Strictly speaking this is not a gadgie walk, although two of us qualify as true gadgies and I suspect one will be a gadgette.
Regardless, on a day when we have been promised snow in the late afternoon an intrepid team of Russian speakers of various degrees from incredibly low to just like a native are going for a walk on the Carey Burn.
The walk starts at the Carey Burn bridge which is reached from Newcastle by means of that now familiar route; A1, A697, turn into Wooler, turn first left up the hill, take the right fork, ignore sign for Wooler Common and Earle, turn right for Langleeford. Go through Skirl Naked, down the hill and pull In on the grass verge on the right.
The map to use is OL16, the Cheviot Hills.
The team of eight consists of: Irina from Siberia and her husband Jeremy, Irina from Ukraine, Liz from America and her English husband John, Susan from Rowlands Gill, daughter Kate and me.
The walk starts on the car park side of the bridge on the right. If you do this walk note that the footpath is not marked on the map but it is such a popular route a sign post points the way.
The path follows the Carey Burn, as did we all, spread out and chattering on a cold cloudy day with a chilly breeze to make some people wear snoods.
At one point  there is a pretty waterfall where we stopped for a photo opportunity.
The mighty Carey Burn pours over the rocks on its way to join the Harthope Burn.

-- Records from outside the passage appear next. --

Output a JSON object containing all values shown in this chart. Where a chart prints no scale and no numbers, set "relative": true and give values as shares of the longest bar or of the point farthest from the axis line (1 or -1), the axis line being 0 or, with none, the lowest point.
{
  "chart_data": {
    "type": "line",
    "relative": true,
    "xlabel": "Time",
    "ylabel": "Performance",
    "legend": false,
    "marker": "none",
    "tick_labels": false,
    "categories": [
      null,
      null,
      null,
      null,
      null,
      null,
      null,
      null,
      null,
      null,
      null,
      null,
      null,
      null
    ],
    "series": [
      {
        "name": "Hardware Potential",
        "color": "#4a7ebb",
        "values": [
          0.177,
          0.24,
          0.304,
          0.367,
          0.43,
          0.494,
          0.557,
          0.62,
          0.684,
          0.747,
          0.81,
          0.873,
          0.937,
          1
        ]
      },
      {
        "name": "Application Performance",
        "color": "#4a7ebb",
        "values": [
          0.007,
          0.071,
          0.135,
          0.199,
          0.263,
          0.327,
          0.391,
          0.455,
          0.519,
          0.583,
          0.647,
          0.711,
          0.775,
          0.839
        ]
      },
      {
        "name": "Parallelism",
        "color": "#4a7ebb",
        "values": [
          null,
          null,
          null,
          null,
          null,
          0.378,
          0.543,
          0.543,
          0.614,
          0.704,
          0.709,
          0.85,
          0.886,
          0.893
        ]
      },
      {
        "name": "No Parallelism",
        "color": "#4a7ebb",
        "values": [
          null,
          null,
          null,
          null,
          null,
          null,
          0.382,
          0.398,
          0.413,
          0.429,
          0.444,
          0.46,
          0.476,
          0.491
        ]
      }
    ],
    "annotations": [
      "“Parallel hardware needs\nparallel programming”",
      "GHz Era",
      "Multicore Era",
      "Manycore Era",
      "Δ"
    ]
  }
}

                         Don't go near the waterfall...........
                Jeremy, Irina from Siberia, Irina from Ukraine,John, Liz from America, Susan, me.
(Photo courtesy of Cake Poppins)
Shortly after this halt I pointed out the spot where we had seen a family of adders last spring. This caused people to move a little faster in spite of my protestation that they would all be tucked up in their beds.

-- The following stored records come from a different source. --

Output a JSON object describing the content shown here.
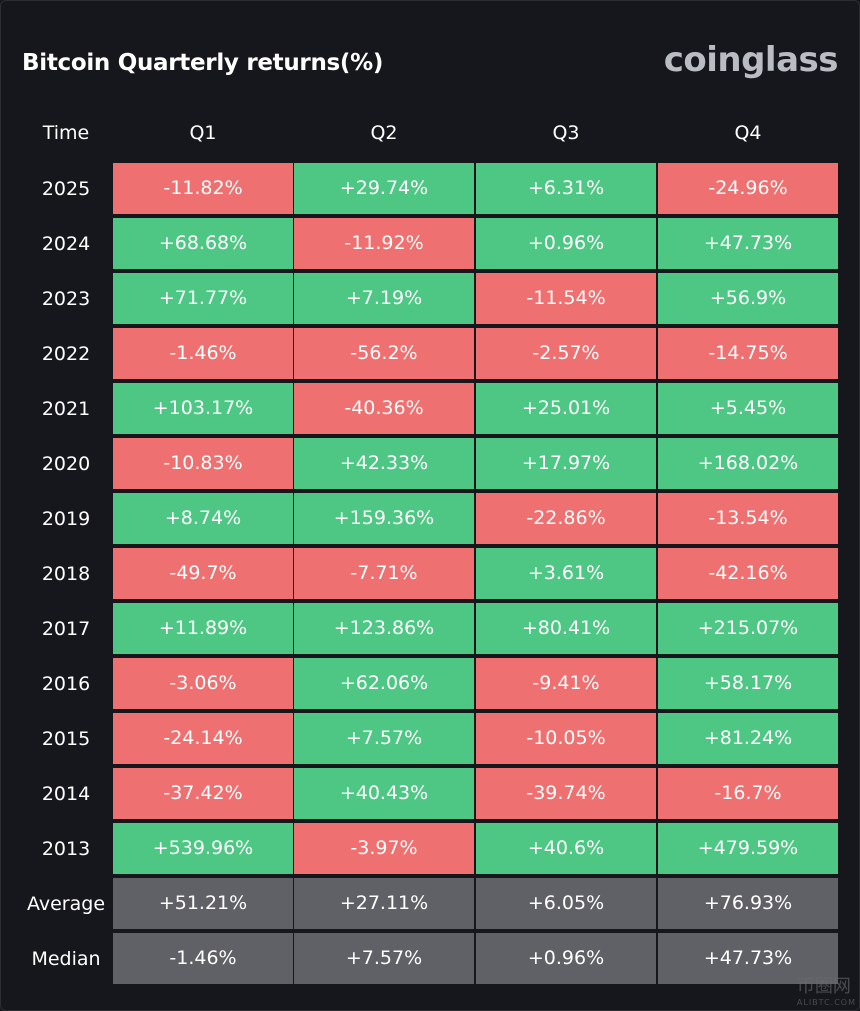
{
  "title": "Bitcoin Quarterly returns(%)",
  "brand": "coinglass",
  "watermark": {
    "text": "币圈网",
    "sub": "ALIBTC.COM"
  },
  "colors": {
    "positive": "#4fc784",
    "negative": "#ef7070",
    "summary": "#606166",
    "background": "#16171d"
  },
  "chart_data": {
    "type": "table",
    "title": "Bitcoin Quarterly returns(%)",
    "columns": [
      "Time",
      "Q1",
      "Q2",
      "Q3",
      "Q4"
    ],
    "rows": [
      {
        "label": "2025",
        "values": [
          "-11.82%",
          "+29.74%",
          "+6.31%",
          "-24.96%"
        ]
      },
      {
        "label": "2024",
        "values": [
          "+68.68%",
          "-11.92%",
          "+0.96%",
          "+47.73%"
        ]
      },
      {
        "label": "2023",
        "values": [
          "+71.77%",
          "+7.19%",
          "-11.54%",
          "+56.9%"
        ]
      },
      {
        "label": "2022",
        "values": [
          "-1.46%",
          "-56.2%",
          "-2.57%",
          "-14.75%"
        ]
      },
      {
        "label": "2021",
        "values": [
          "+103.17%",
          "-40.36%",
          "+25.01%",
          "+5.45%"
        ]
      },
      {
        "label": "2020",
        "values": [
          "-10.83%",
          "+42.33%",
          "+17.97%",
          "+168.02%"
        ]
      },
      {
        "label": "2019",
        "values": [
          "+8.74%",
          "+159.36%",
          "-22.86%",
          "-13.54%"
        ]
      },
      {
        "label": "2018",
        "values": [
          "-49.7%",
          "-7.71%",
          "+3.61%",
          "-42.16%"
        ]
      },
      {
        "label": "2017",
        "values": [
          "+11.89%",
          "+123.86%",
          "+80.41%",
          "+215.07%"
        ]
      },
      {
        "label": "2016",
        "values": [
          "-3.06%",
          "+62.06%",
          "-9.41%",
          "+58.17%"
        ]
      },
      {
        "label": "2015",
        "values": [
          "-24.14%",
          "+7.57%",
          "-10.05%",
          "+81.24%"
        ]
      },
      {
        "label": "2014",
        "values": [
          "-37.42%",
          "+40.43%",
          "-39.74%",
          "-16.7%"
        ]
      },
      {
        "label": "2013",
        "values": [
          "+539.96%",
          "-3.97%",
          "+40.6%",
          "+479.59%"
        ]
      }
    ],
    "summary_rows": [
      {
        "label": "Average",
        "values": [
          "+51.21%",
          "+27.11%",
          "+6.05%",
          "+76.93%"
        ]
      },
      {
        "label": "Median",
        "values": [
          "-1.46%",
          "+7.57%",
          "+0.96%",
          "+47.73%"
        ]
      }
    ]
  }
}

Next stop the footbridge across the burn. I told Kate that this is where she and sister Lucy must fling my ashes when I go to that great Youth Hostel in the Sky. She said she might dump me in the wheelie bin .Kids ain't got no respect today and blah blah. (There is a footbridge marked on the map but in the wrong place, the actual structure is nearer the spot marked ford)
                                               A bridge with a view, but not troubled waters.

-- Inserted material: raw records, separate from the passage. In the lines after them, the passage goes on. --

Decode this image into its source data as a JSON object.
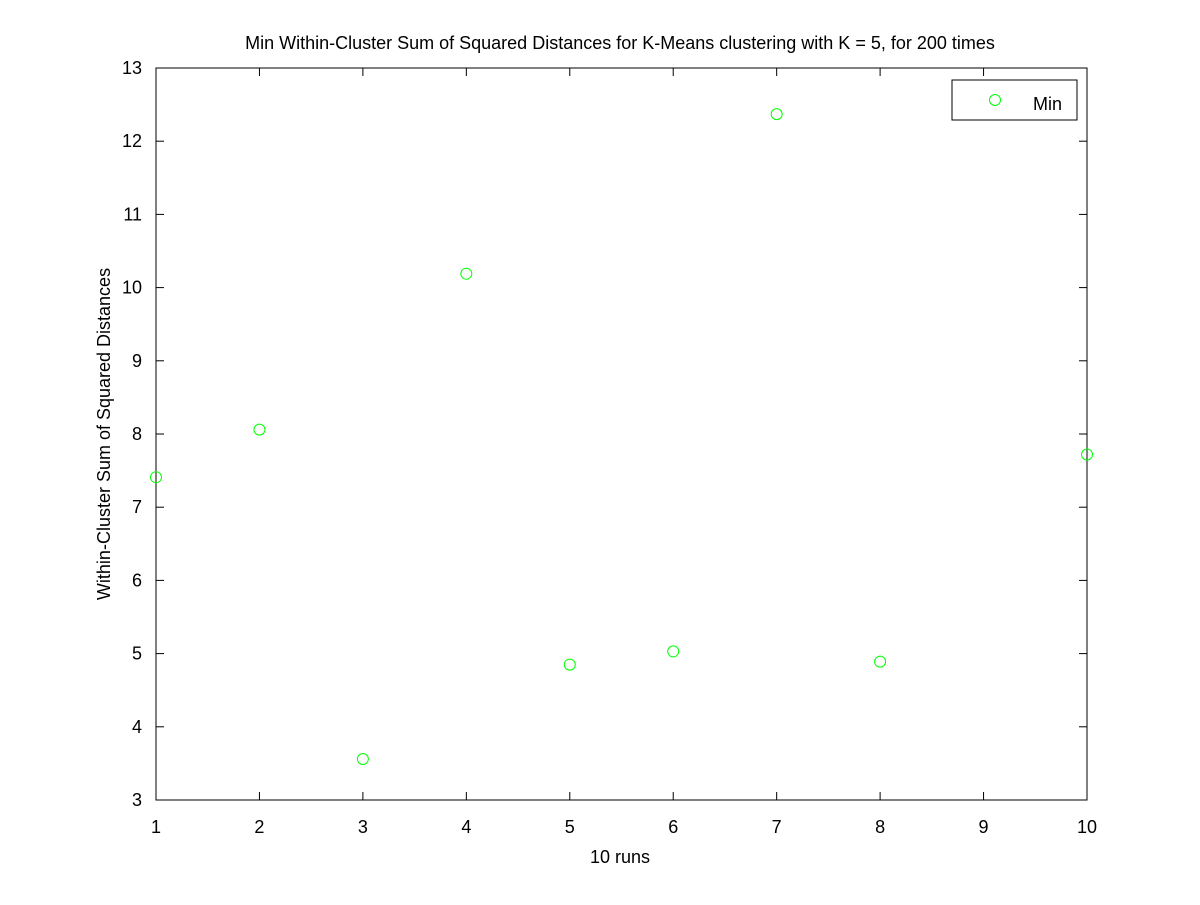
{
  "chart_data": {
    "type": "scatter",
    "title": "Min Within-Cluster Sum of Squared Distances for K-Means clustering with K = 5, for 200 times",
    "xlabel": "10 runs",
    "ylabel": "Within-Cluster Sum of Squared Distances",
    "xlim": [
      1,
      10
    ],
    "ylim": [
      3,
      13
    ],
    "xticks": [
      "1",
      "2",
      "3",
      "4",
      "5",
      "6",
      "7",
      "8",
      "9",
      "10"
    ],
    "yticks": [
      "3",
      "4",
      "5",
      "6",
      "7",
      "8",
      "9",
      "10",
      "11",
      "12",
      "13"
    ],
    "grid": false,
    "legend_position": "top-right",
    "marker": "circle-open",
    "series": [
      {
        "name": "Min",
        "color": "#00ff00",
        "x": [
          1,
          2,
          3,
          4,
          5,
          6,
          7,
          8,
          10
        ],
        "y": [
          7.41,
          8.06,
          3.56,
          10.19,
          4.85,
          5.03,
          12.37,
          4.89,
          7.72
        ]
      }
    ]
  }
}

                             And the view from the bridge.
Having crossed the bridge we continued on the path, slightly uphill and looking down on the Broadstruther Burn which we eventually crossed by footbridge and continued to Broadstruther itself.
When I first walked in the Cheviots Broadstruther was a ruined farm but  a few years ago the building was seiously renovated and is now used as a rest home for grouse shooters in the season.The windows can be barricaded against the marauding birds and there is an endless supply of pioneer women to reload the guns.
                                             Broadstruther.
Having admired the building we turned back down the track for a short way before turning off to the right and crossing yet another footbridge over Hazelly Burn. From here we followed the markers that led   below Steely Crag and Smear Hill until we came down to the sheep pens at Carey Bridge.
                                    On the last leg, almost literally.
                        Kate demonstrates the advantages of a snood on a cold and windy day.

As we arrived back at the cars it started to snow,perfect timing. We drove in convoy to the Anglers Arms at Weldon Bridge and enjoyed an excellent pub lunch. Great pub, good beer, friendly staff, well worth a visit.
As this is not an official gadgie walk, and anyway Dave the pedometer man isn't here, there is no matrix but good old Outdoor GPS gave a distance of 5.19 miles, which was just about right.
 PS. Not a lot of wildlife. We saw a dead badger on the roadside and a live squirrel near Wooler, a distant kestrel and a dipper who is named bird of the blog
                                                      A dipper, lovely little birds that hunt in running water.